Resurging Popularity and Rising Royalty Earnings
In certain cases songs that fade into history can be revitalized. Kate Bush released the song "Running Up That Hill" in 1985 and it rose to number 30 on the Billboard 100 chart. The song saw a resurgence in 2022 when it was featured in the television show Stranger Things. The song climbed back into the top 10 on the Billboard 100, outperforming its original release, and earning a significant new wave of royalties for the artist.
Three Types of Royalties for Music
Musicians can earn royalties on the physical or digital sale of their music. They also earn royalties from licensing the use of their song. As Kate Bush did by licensing her song to Netflix for use in Stranger Things. In addition, artists earns a public performance royalty if their music is played publicly. This includes another band covering their song at a concert or if the song is played over the radio or on a music streaming service. It is reported that Kate Bush earned more than $2.3 million in 2022 in streaming royalties from the newfound popularity of "Running Up That Hill".
Artists Opening the Door to Investors
Many artists are now selling the royalty payments of their music rights to investors. This allows investors to purchase the right to a portion of the royalties for a song for a set number of years or a portion of the royalties for a portfolio of songs. The first movers in this space were private equity firms like Blackstone, KKR, and Blackrock. But, now there are platforms such as Royalty Exchange, Songvest and Royal that allow individual investors to invest in music royalties.
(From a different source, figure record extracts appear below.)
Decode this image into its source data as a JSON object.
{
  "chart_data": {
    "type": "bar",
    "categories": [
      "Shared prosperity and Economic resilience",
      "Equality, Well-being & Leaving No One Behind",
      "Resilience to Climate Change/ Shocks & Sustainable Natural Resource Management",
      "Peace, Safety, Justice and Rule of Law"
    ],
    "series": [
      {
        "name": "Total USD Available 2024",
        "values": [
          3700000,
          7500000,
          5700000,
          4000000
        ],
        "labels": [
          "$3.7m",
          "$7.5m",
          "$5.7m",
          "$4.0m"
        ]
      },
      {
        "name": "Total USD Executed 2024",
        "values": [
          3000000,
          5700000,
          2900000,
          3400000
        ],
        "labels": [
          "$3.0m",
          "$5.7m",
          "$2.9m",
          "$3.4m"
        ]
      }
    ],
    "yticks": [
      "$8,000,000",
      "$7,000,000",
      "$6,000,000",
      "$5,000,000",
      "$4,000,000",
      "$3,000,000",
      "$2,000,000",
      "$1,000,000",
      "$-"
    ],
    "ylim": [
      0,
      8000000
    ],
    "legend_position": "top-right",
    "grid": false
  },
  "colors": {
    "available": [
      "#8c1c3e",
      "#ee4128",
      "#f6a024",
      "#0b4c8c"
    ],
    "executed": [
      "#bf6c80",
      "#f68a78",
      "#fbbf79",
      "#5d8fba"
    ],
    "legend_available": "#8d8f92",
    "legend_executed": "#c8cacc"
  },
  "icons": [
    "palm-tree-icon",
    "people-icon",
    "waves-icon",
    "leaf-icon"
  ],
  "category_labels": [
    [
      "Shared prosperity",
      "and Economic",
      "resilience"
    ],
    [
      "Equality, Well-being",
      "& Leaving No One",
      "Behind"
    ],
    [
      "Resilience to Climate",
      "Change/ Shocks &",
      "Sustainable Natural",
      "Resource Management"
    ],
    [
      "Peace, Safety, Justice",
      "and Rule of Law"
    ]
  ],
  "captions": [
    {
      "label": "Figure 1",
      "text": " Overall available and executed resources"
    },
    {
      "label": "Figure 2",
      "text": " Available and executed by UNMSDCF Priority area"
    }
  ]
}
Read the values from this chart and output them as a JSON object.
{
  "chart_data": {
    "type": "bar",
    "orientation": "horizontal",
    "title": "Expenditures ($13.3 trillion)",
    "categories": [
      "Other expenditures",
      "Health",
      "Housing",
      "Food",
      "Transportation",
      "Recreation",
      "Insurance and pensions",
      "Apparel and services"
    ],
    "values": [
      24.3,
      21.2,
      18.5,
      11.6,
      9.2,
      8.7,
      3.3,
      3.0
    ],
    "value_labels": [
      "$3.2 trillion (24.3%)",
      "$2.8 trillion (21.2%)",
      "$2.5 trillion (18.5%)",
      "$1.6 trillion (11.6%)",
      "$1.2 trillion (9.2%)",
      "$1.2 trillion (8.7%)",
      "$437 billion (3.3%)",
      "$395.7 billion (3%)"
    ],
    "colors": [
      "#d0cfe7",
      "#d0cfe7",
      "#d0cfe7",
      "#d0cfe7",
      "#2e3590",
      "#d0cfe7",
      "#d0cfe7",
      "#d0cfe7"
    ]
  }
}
Some of these assets are sold through an auction process which can bid up the price of these rights. Some platforms will list what the song or songs earned over the past year and/or three years as well as how the royalties payments were broken down such as from radio, streaming, live performances, and use in television or film.
Passive Income with (Maybe) Less Volatility
Investing in music royalties is a way to diversify holdings. The income from royalties can also serve as an investment hedge as they are less likely to follow the same market volatility trends of stocks or real estate. The assets are also passive which is less time intensive than rental properties or investing in small businesses.
Keep in mind that songs will be most popular in the first few months of their release and will then taper off. Investors may benefit from a surge in popularity of the artist or a song which can lead to an appreciation in the value of their rights as well as higher royalties. The investor I spoke with who purchased music royalties saw a spike in popularity of the artist and was offered a 50% premium over the purchase price just a few months later. Similarly, an artist that becomes embroiled in controversy could see the value of their royalties and the value of the rights to their music quickly decline.
Like any investment class, investing in music royalties requires adequate due diligence. Investors need to understand the rights they are acquiring and the potential risks that exist with the individual artist or song. Also ensuring that the rights purchased are insulated from the risk of bankruptcy or divorce by the artist. Learning from a person who has some experience in the music industry would be a wise first step.
As with every investment, past performance is never a guarantee for future performance, but for those who understand the music industry, there could be value in creating a portfolio generating royalties to round out a broader investment portfolio.